2. Shipment of Goods:
The exporter ships the goods to the importer as per the terms of the sales contract. The exporter prepares and gathers all the necessary shipping documents, including the commercial invoice, bill of lading, packing list, insurance certificate, and any other documents required by the sales contract or letter of credit.
3. Presentation of Documents:
The exporter presents the shipping documents to their bank, along with instructions to forward them to the importer's bank for payment. The exporter's bank reviews the documents to ensure they comply with the terms and conditions of the sales contract or letter of credit.
4. Forwarding to Importer's Bank:
Once the exporter's bank verifies the documents, they forward them to the importer's bank, along with instructions for payment.
5. Payment Authorization:
The importer's bank reviews the documents to ensure they are in order. If the documents meet the requirements, the importer's bank releases payment to the exporter's bank as per the agreed-upon terms.
6. Transfer of Documents and Release of Goods:
Upon receipt of payment or payment authorization, the exporter's bank releases the shipping documents to the importer.

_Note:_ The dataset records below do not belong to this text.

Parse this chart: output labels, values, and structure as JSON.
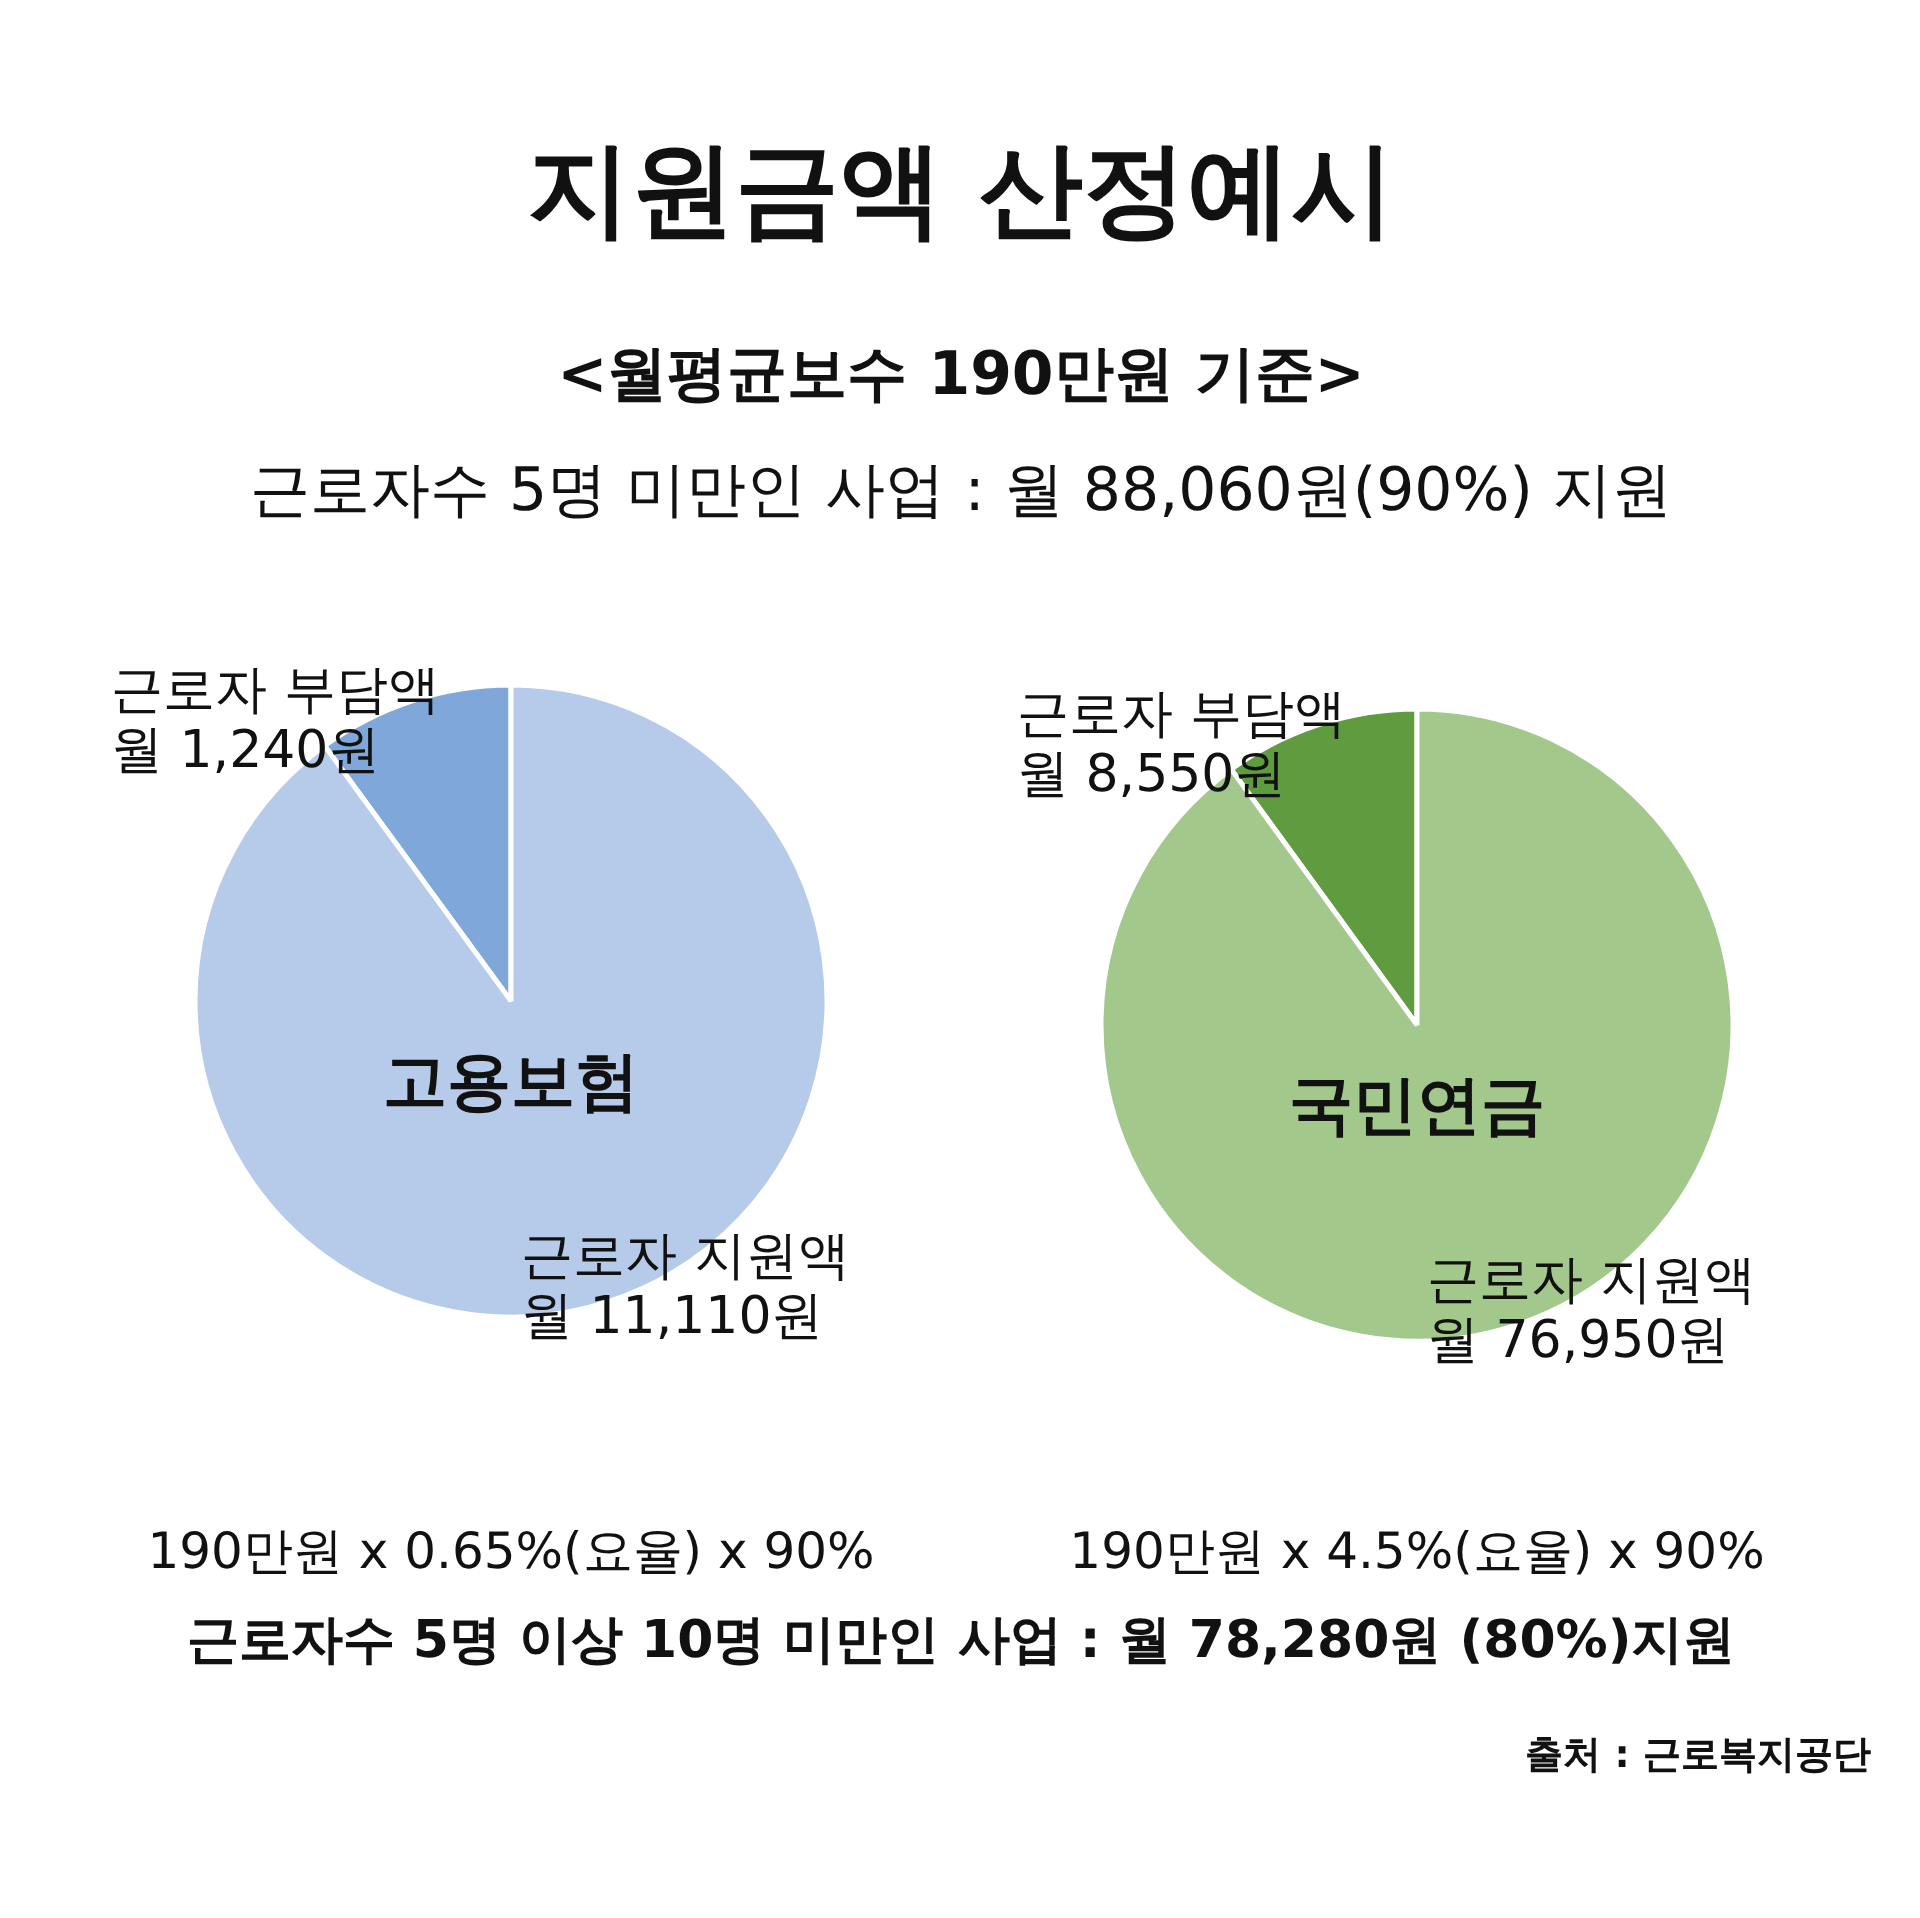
{
  "chart_data": [
    {
      "type": "other",
      "title": "지원금액 산정예시",
      "subtitle": "<월평균보수 190만원 기준>",
      "annotations": [
        "근로자수 5명 미만인 사업 : 월 88,060원(90%) 지원",
        "근로자수 5명 이상 10명 미만인 사업 : 월 78,280원 (80%)지원",
        "출처 : 근로복지공단"
      ]
    },
    {
      "type": "pie",
      "title": "고용보험",
      "categories": [
        "근로자 부담액\n월 1,240원",
        "근로자 지원액\n월 11,110원"
      ],
      "values": [
        1240,
        11110
      ],
      "colors": [
        "#7fa7d9",
        "#b6cbe9"
      ],
      "annotations": [
        "190만원 x 0.65%(요율) x 90%"
      ]
    },
    {
      "type": "pie",
      "title": "국민연금",
      "categories": [
        "근로자 부담액\n월 8,550원",
        "근로자 지원액\n월 76,950원"
      ],
      "values": [
        8550,
        76950
      ],
      "colors": [
        "#5f9b3f",
        "#a3c88c"
      ],
      "annotations": [
        "190만원 x 4.5%(요율) x 90%"
      ]
    }
  ]
}
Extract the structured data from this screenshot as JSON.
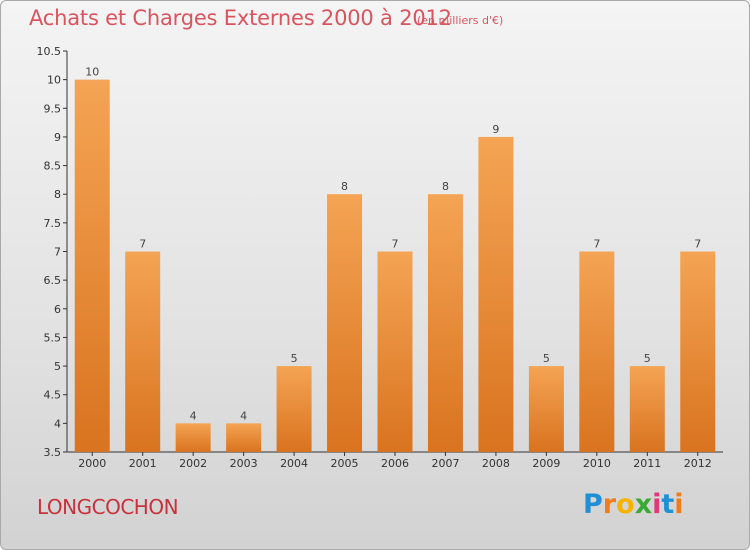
{
  "header": {
    "title": "Achats et Charges Externes 2000 à 2012",
    "unit": "(en milliers d'€)"
  },
  "footer": {
    "commune": "LONGCOCHON",
    "logo": [
      "P",
      "r",
      "o",
      "x",
      "i",
      "t",
      "i"
    ]
  },
  "colors": {
    "title": "#d8555f",
    "bar_top": "#f4a454",
    "bar_bottom": "#d9731f",
    "axis": "#333333"
  },
  "chart_data": {
    "type": "bar",
    "title": "Achats et Charges Externes 2000 à 2012",
    "categories": [
      "2000",
      "2001",
      "2002",
      "2003",
      "2004",
      "2005",
      "2006",
      "2007",
      "2008",
      "2009",
      "2010",
      "2011",
      "2012"
    ],
    "values": [
      10,
      7,
      4,
      4,
      5,
      8,
      7,
      8,
      9,
      5,
      7,
      5,
      7
    ],
    "ylim": [
      3.5,
      10.5
    ],
    "yticks": [
      "3.5",
      "4",
      "4.5",
      "5",
      "5.5",
      "6",
      "6.5",
      "7",
      "7.5",
      "8",
      "8.5",
      "9",
      "9.5",
      "10",
      "10.5"
    ],
    "xlabel": "",
    "ylabel": "",
    "grid": false
  }
}
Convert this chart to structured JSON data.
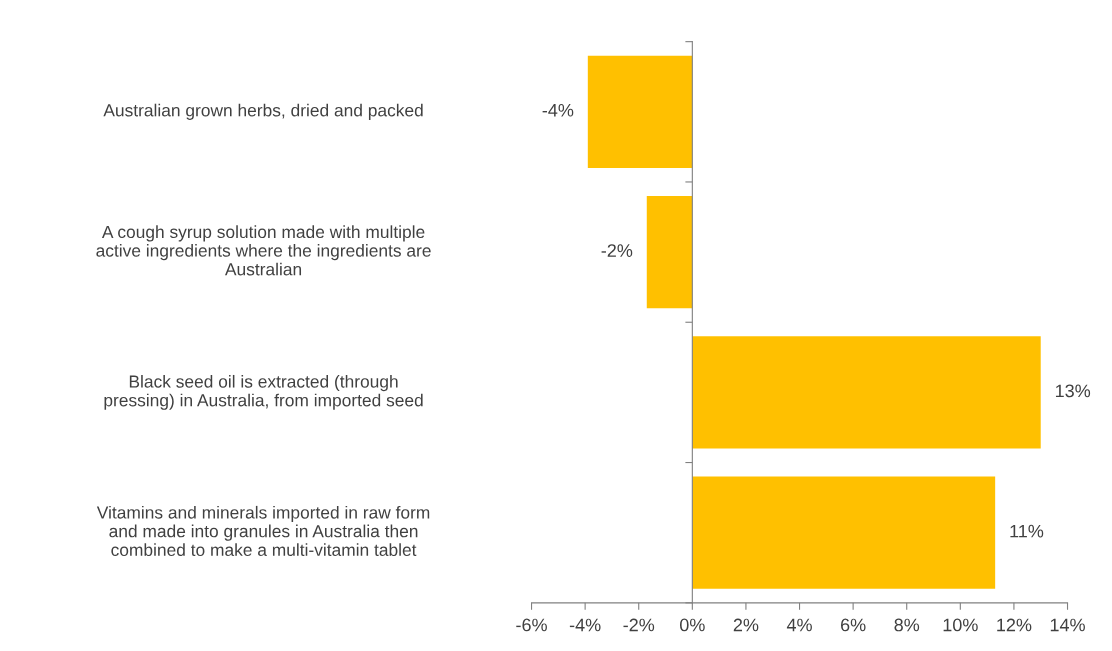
{
  "chart_data": {
    "type": "bar",
    "orientation": "horizontal",
    "categories": [
      "Australian grown herbs, dried and packed",
      "A cough syrup solution made with multiple active ingredients where the ingredients are Australian",
      "Black seed oil is extracted (through pressing) in Australia, from imported seed",
      "Vitamins and minerals imported in raw form and made into granules in Australia then combined to make a multi-vitamin tablet"
    ],
    "values": [
      -3.9,
      -1.7,
      13.0,
      11.3
    ],
    "value_labels": [
      "-4%",
      "-2%",
      "13%",
      "11%"
    ],
    "color": "#ffc000",
    "xlim": [
      -6,
      14
    ],
    "xticks": [
      {
        "value": -6,
        "label": "-6%"
      },
      {
        "value": -4,
        "label": "-4%"
      },
      {
        "value": -2,
        "label": "-2%"
      },
      {
        "value": 0,
        "label": "0%"
      },
      {
        "value": 2,
        "label": "2%"
      },
      {
        "value": 4,
        "label": "4%"
      },
      {
        "value": 6,
        "label": "6%"
      },
      {
        "value": 8,
        "label": "8%"
      },
      {
        "value": 10,
        "label": "10%"
      },
      {
        "value": 12,
        "label": "12%"
      },
      {
        "value": 14,
        "label": "14%"
      }
    ],
    "legend": false
  }
}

The importer can then use these documents to claim possession of the goods from the shipping carrier (e.g., port authority, freight forwarder).
7. Settlement:
The importer settles the payment with their bank according to the terms of their agreement, which may involve immediate payment or payment at a later date, depending on the terms of the transaction.
In Finally :
Payment Against Documents provides security and assurance to both the exporter and importer in international trade transactions. For the exporter, it ensures that they receive payment before the importer takes possession of the goods, reducing the risk of non-payment. For the importer, it provides assurance that payment is made only upon presentation of the required shipping documents, verifying that the goods have been shipped as agreed.